Encouraged by the result, the scientists cut the Apple in the shape of a human ear and repeated the process above. Few weeks cells have spread and turned a piece of Apple into the fleshy human ear.

Of course, one form will not suffice. Replacement fabric also needs to fit inside the body.

The team then implanted the Apple of the forest right under the skin of the mouse. In just eight weeks the healthy cells of the mouse not only populated matrix, but the body rodent also produced new blood vessels that helped forests to live and thrive.

Have bioengineered tissue has three important properties: it is safe, it is biocompatible and it is made from renewable, ethical source.

“This thing becomes a living part of the body, as grown in the Apple, and it took us just go to the grocery store,” says Pelling.

The transition from theory to practice

Pelling particularly enthused with their results because of the simplicity: does not require stem cells or exotic growth factors.

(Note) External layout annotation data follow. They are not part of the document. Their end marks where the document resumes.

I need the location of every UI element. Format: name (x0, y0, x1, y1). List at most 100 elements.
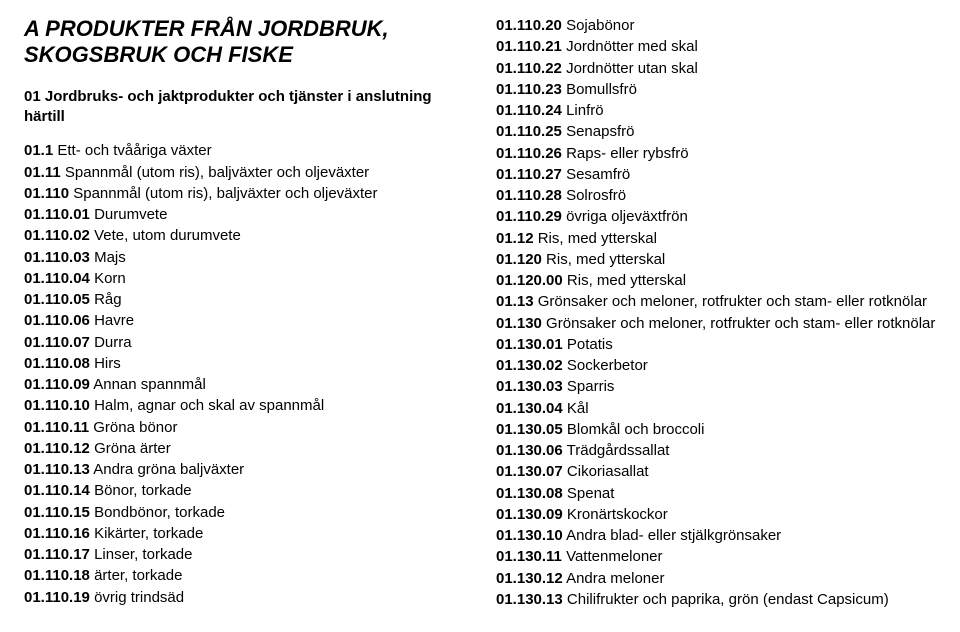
item-code: 01.110.06 (24, 312, 90, 329)
item-code: 01.110 (24, 185, 69, 202)
left-list: 01.1 Ett- och tvååriga växter 01.11 Spann… (24, 141, 464, 608)
item-code: 01.130.07 (496, 463, 563, 480)
item-label: Halm, agnar och skal av spannmål (90, 397, 324, 414)
section-title: A PRODUKTER FRÅN JORDBRUK, SKOGSBRUK OCH… (24, 16, 464, 69)
item-label: Jordnötter med skal (562, 38, 698, 55)
list-item: 01.11 Spannmål (utom ris), baljväxter oc… (24, 163, 464, 183)
item-label: Kål (563, 400, 589, 417)
item-label: Raps- eller rybsfrö (562, 145, 689, 162)
list-item: 01.110.06 Havre (24, 311, 464, 331)
list-item: 01.110.21 Jordnötter med skal (496, 37, 936, 57)
item-label: Majs (90, 249, 126, 266)
item-code: 01.110.24 (496, 102, 562, 119)
item-label: Sparris (563, 378, 615, 395)
item-label: Kikärter, torkade (90, 525, 203, 542)
item-label: Gröna bönor (89, 419, 177, 436)
list-item: 01.110.02 Vete, utom durumvete (24, 226, 464, 246)
item-code: 01.110.14 (24, 482, 90, 499)
item-code: 01.110.15 (24, 504, 90, 521)
right-column: 01.110.20 Sojabönor01.110.21 Jordnötter … (496, 16, 936, 616)
list-item: 01.110.07 Durra (24, 333, 464, 353)
item-code: 01.130.10 (496, 527, 563, 544)
list-item: 01.130.04 Kål (496, 399, 936, 419)
item-label: Spenat (563, 485, 615, 502)
item-label: Bondbönor, torkade (90, 504, 225, 521)
item-label: Jordnötter utan skal (562, 60, 698, 77)
item-label: Durra (90, 334, 132, 351)
left-heading: 01 Jordbruks- och jaktprodukter och tjän… (24, 87, 464, 128)
item-label: Ris, med ytterskal (542, 251, 665, 268)
item-code: 01.12 (496, 230, 534, 247)
list-item: 01.110 Spannmål (utom ris), baljväxter o… (24, 184, 464, 204)
item-code: 01.110.20 (496, 17, 562, 34)
item-code: 01.130.09 (496, 506, 563, 523)
item-label: Bomullsfrö (562, 81, 637, 98)
list-item: 01.110.14 Bönor, torkade (24, 481, 464, 501)
list-item: 01.130.06 Trädgårdssallat (496, 441, 936, 461)
item-code: 01.11 (24, 164, 61, 181)
item-code: 01.110.09 (24, 376, 90, 393)
item-label: Sockerbetor (563, 357, 648, 374)
list-item: 01.110.19 övrig trindsäd (24, 588, 464, 608)
item-code: 01.130.02 (496, 357, 563, 374)
item-code: 01.130 (496, 315, 542, 332)
right-list: 01.110.20 Sojabönor01.110.21 Jordnötter … (496, 16, 936, 610)
item-label: Chilifrukter och paprika, grön (endast C… (563, 591, 889, 608)
list-item: 01.110.24 Linfrö (496, 101, 936, 121)
list-item: 01.130.01 Potatis (496, 335, 936, 355)
list-item: 01.130.12 Andra meloner (496, 569, 936, 589)
left-column: A PRODUKTER FRÅN JORDBRUK, SKOGSBRUK OCH… (24, 16, 464, 616)
list-item: 01.110.29 övriga oljeväxtfrön (496, 207, 936, 227)
item-label: Gröna ärter (90, 440, 171, 457)
item-code: 01.110.05 (24, 291, 90, 308)
list-item: 01.130.05 Blomkål och broccoli (496, 420, 936, 440)
list-item: 01.120 Ris, med ytterskal (496, 250, 936, 270)
list-item: 01.110.03 Majs (24, 248, 464, 268)
list-item: 01.130.08 Spenat (496, 484, 936, 504)
item-code: 01.130.12 (496, 570, 563, 587)
item-code: 01.1 (24, 142, 53, 159)
item-code: 01.110.17 (24, 546, 90, 563)
list-item: 01.110.10 Halm, agnar och skal av spannm… (24, 396, 464, 416)
item-label: ärter, torkade (90, 567, 183, 584)
item-label: Blomkål och broccoli (563, 421, 705, 438)
item-label: Grönsaker och meloner, rotfrukter och st… (534, 293, 928, 310)
list-item: 01.130.11 Vattenmeloner (496, 547, 936, 567)
item-label: Durumvete (90, 206, 168, 223)
list-item: 01.110.17 Linser, torkade (24, 545, 464, 565)
item-label: Linser, torkade (90, 546, 193, 563)
item-label: Annan spannmål (90, 376, 206, 393)
item-label: Sojabönor (562, 17, 635, 34)
list-item: 01.130.07 Cikoriasallat (496, 462, 936, 482)
item-label: Bönor, torkade (90, 482, 192, 499)
item-code: 01.110.19 (24, 589, 90, 606)
item-code: 01.110.18 (24, 567, 90, 584)
list-item: 01.130.10 Andra blad- eller stjälkgrönsa… (496, 526, 936, 546)
list-item: 01.110.26 Raps- eller rybsfrö (496, 144, 936, 164)
list-item: 01.110.18 ärter, torkade (24, 566, 464, 586)
item-code: 01.110.08 (24, 355, 90, 372)
item-label: Hirs (90, 355, 121, 372)
item-label: Kronärtskockor (563, 506, 668, 523)
item-code: 01.130.04 (496, 400, 563, 417)
item-label: Havre (90, 312, 134, 329)
item-code: 01.110.07 (24, 334, 90, 351)
list-item: 01.110.20 Sojabönor (496, 16, 936, 36)
item-label: Linfrö (562, 102, 604, 119)
item-code: 01.130.01 (496, 336, 563, 353)
item-label: Ris, med ytterskal (563, 272, 686, 289)
item-label: Ett- och tvååriga växter (53, 142, 211, 159)
item-code: 01.110.26 (496, 145, 562, 162)
item-label: Vattenmeloner (562, 548, 663, 565)
item-code: 01.13 (496, 293, 534, 310)
item-label: Ris, med ytterskal (534, 230, 657, 247)
item-code: 01.110.25 (496, 123, 562, 140)
list-item: 01.130.09 Kronärtskockor (496, 505, 936, 525)
list-item: 01.110.28 Solrosfrö (496, 186, 936, 206)
item-label: Andra gröna baljväxter (90, 461, 244, 478)
item-code: 01.130.03 (496, 378, 563, 395)
list-item: 01.110.08 Hirs (24, 354, 464, 374)
item-code: 01.110.03 (24, 249, 90, 266)
item-label: Korn (90, 270, 126, 287)
item-label: Grönsaker och meloner, rotfrukter och st… (542, 315, 936, 332)
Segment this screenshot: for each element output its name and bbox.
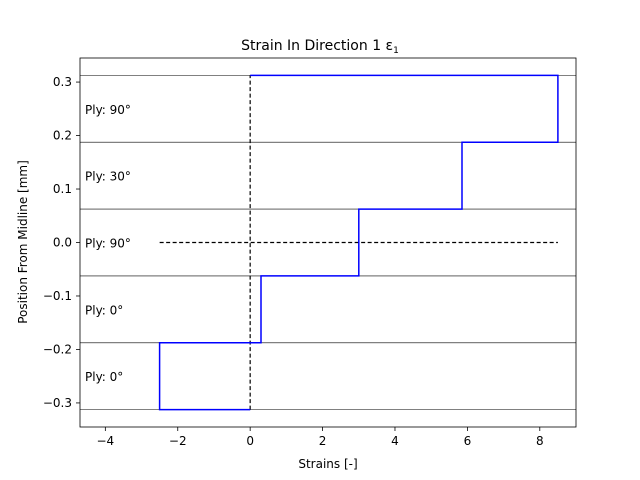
- y-axis-label: Position From Midline [mm]: [16, 160, 30, 324]
- plot-area: Ply: 0° Ply: 0° Ply: 90° Ply: 30° Ply: 90°: [80, 74, 576, 411]
- y-tick-label: −0.3: [43, 396, 72, 410]
- x-tick-label: 2: [319, 434, 327, 448]
- chart-title: Strain In Direction 1 ε1: [241, 38, 399, 56]
- strain-line: [158, 74, 559, 411]
- x-tick-label: 0: [246, 434, 254, 448]
- axes: −4 −2 0 2 4 6 8 −0.3 −0.2 −0.1 0.0 0.1 0.2 0.3: [43, 57, 577, 448]
- y-tick-label: 0.1: [53, 182, 72, 196]
- y-tick-label: −0.2: [43, 342, 72, 356]
- y-tick-label: −0.1: [43, 289, 72, 303]
- x-tick-label: 4: [391, 434, 399, 448]
- ply-label: Ply: 90°: [85, 103, 131, 117]
- y-tick-label: 0.3: [53, 75, 72, 89]
- ply-label: Ply: 90°: [85, 237, 131, 251]
- ply-label: Ply: 0°: [85, 303, 123, 317]
- y-tick-label: 0.0: [53, 236, 72, 250]
- ply-label: Ply: 0°: [85, 370, 123, 384]
- x-tick-label: 6: [464, 434, 472, 448]
- x-tick-label: −4: [96, 434, 114, 448]
- chart-title-subscript: 1: [393, 46, 399, 56]
- x-tick-label: 8: [536, 434, 544, 448]
- x-tick-label: −2: [169, 434, 187, 448]
- y-tick-label: 0.2: [53, 129, 72, 143]
- ply-label: Ply: 30°: [85, 170, 131, 184]
- chart-title-text: Strain In Direction 1 ε: [241, 38, 393, 54]
- x-axis-label: Strains [-]: [298, 457, 357, 471]
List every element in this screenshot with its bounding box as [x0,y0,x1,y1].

Elegant approach simply uses the physical structure of the plant.

Currently, the team is extending its work to the three main areas of tissue engineering: cartilage, soft tissue, bone tissue, spinal cord and nerves. The importance is to map the specific microstructure of the plants with cloth.

And why stop with the body that nature has given us? If forests are the only determinants of the engineered tissue or organ, why not create your own forms?

Pelling armed with this idea and created a design house that will make forests for the three different types of ears: normal human ears, pointed ears, like Spock, and wavy, which will be able in theory to suppress or enhance different frequencies.

In the end, we’ll all be there, right? Tell us in our chat in Telegram.